The media incurred no such penalties. No loss of license, no disciplinary panels, no prolonged public humiliation for the reporters, columnists, cable TV pundits, editorial writers and editors who trumpeted the "Duke lacrosse rape case" and even the "gang-rape case" in front-page headlines, on the nightly news and on strident cable shoutfests.
No, the media, including The Times, incurred no penalties--unless you consider drastically falling readership, declining ad revenue and dropping stock prices penalties. But really, on the personal level that media, even Mass media, has become, individuals have paid no price. Duff Wilson still has a job. Duff Wilson has not been held to account. Duff Wilson, representing the New York Time's and his editors continued to drive the narrative even after the preponderance of facts leaned way in the other direction.
"It was too delicious a story," says Daniel Okrent, a former New York Times public editor, who is critical of the Times' coverage and that of many other news organizations. "It conformed too well to too many preconceived notions of too many in the press: white over black, rich over poor, athletes over non-athletes, men over women, educated over non-educated. Wow. That's a package of sins that really fit the preconceptions of a lot of us."
And the preconceptions still preexist the cultural conditions. Will the Time's coverage change? Not if this case is any indication:
A college athlete accused of a gang rape (involving a 12-year-old girl of another race). Underage drinking acknowledged by all sides. A university (Oklahoma State) allowing the athlete to play despite the pending charges.
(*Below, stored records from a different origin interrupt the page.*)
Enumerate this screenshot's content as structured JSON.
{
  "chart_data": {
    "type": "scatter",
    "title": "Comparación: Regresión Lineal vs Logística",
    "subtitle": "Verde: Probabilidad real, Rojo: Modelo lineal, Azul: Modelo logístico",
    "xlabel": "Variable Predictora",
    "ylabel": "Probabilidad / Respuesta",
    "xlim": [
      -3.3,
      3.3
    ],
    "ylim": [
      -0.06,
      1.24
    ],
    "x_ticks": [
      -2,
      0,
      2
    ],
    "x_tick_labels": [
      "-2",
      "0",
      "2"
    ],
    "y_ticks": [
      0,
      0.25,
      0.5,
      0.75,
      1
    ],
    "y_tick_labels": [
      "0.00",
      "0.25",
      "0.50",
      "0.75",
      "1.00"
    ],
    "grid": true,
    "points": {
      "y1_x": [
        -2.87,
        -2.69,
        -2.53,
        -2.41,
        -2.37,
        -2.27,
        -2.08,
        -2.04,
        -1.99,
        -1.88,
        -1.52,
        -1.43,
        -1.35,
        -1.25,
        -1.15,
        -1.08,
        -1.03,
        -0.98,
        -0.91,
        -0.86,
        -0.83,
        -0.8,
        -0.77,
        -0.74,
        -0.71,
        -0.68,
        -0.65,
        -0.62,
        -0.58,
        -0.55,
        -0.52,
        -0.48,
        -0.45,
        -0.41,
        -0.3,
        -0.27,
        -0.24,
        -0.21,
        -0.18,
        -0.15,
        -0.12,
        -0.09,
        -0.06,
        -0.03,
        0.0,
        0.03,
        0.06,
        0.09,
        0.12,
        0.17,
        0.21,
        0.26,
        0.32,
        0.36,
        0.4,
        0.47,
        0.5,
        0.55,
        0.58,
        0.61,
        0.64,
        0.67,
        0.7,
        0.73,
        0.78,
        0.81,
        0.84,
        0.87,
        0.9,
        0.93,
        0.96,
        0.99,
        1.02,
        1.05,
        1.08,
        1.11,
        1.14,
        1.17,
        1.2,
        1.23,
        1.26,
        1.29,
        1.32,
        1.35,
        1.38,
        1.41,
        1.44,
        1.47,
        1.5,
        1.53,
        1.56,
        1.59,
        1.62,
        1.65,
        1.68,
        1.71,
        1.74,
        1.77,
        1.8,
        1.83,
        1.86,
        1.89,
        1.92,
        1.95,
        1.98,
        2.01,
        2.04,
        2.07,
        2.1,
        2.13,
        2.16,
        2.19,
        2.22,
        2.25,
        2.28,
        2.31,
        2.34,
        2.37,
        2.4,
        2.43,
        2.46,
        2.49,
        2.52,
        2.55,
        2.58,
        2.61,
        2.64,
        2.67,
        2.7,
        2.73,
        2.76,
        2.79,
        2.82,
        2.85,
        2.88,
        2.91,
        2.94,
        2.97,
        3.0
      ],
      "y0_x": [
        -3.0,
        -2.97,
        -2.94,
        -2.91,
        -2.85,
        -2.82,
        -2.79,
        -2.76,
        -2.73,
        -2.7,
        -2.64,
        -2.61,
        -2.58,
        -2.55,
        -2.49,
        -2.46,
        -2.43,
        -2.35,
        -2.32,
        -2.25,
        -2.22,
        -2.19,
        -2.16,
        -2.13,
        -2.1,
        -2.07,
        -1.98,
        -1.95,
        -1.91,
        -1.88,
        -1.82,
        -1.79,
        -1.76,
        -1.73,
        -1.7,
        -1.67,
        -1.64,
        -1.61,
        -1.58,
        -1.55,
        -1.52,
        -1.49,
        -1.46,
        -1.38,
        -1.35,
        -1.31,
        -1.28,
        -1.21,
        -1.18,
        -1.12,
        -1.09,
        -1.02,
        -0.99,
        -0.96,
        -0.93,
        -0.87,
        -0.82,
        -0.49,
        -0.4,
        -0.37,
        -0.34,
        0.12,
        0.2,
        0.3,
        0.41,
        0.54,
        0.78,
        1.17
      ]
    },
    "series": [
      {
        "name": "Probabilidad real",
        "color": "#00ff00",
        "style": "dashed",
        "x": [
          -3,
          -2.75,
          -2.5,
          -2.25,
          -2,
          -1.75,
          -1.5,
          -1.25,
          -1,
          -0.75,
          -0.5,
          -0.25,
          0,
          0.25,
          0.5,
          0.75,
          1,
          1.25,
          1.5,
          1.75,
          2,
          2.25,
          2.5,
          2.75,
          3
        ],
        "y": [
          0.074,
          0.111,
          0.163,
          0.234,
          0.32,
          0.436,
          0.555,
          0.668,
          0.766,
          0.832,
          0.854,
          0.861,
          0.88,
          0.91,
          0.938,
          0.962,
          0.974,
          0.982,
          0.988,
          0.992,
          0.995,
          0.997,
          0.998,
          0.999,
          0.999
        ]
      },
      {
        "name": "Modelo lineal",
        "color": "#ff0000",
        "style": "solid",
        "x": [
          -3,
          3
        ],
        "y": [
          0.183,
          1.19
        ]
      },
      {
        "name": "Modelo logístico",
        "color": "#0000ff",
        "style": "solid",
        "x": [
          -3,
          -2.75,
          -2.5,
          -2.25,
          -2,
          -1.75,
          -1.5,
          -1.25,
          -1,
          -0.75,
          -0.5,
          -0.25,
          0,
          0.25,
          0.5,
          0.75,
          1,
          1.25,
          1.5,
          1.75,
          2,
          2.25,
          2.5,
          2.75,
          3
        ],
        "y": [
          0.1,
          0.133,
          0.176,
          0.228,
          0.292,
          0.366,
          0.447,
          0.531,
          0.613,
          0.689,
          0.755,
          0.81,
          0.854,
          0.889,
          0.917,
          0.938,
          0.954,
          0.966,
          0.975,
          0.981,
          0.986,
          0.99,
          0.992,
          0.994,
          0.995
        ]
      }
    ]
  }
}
Surely these developments would arouse the fury of the New York Times, triggering multiple Page One stories and denunciatory columns from the likes of Selena Roberts and Harvey Araton.
KC Johnson notes:
The allegations of racial injustice that the Times detected don’t appear to have come to the notice of either the Oklahoman or the Gazette, even though articles in both papers, especially the Oklahoman, were not unsympathetic to the accused player.

As Clay Waters noted, “the Times seems determined to fit them into the same template of white-on-black racism it used in its botched coverage of the Duke ‘rape’ hoax.”

By the way, there’s been no sign of a Group of 88-like statement at Oklahoma State.
Nope, the elites in this country cannot let it go. They don't want to let it go. Every single race-studies, cultural studies, feminist studies should come under the heading "Victimology: Be An American Hero, Be A Victim--of The Right Gender & Color".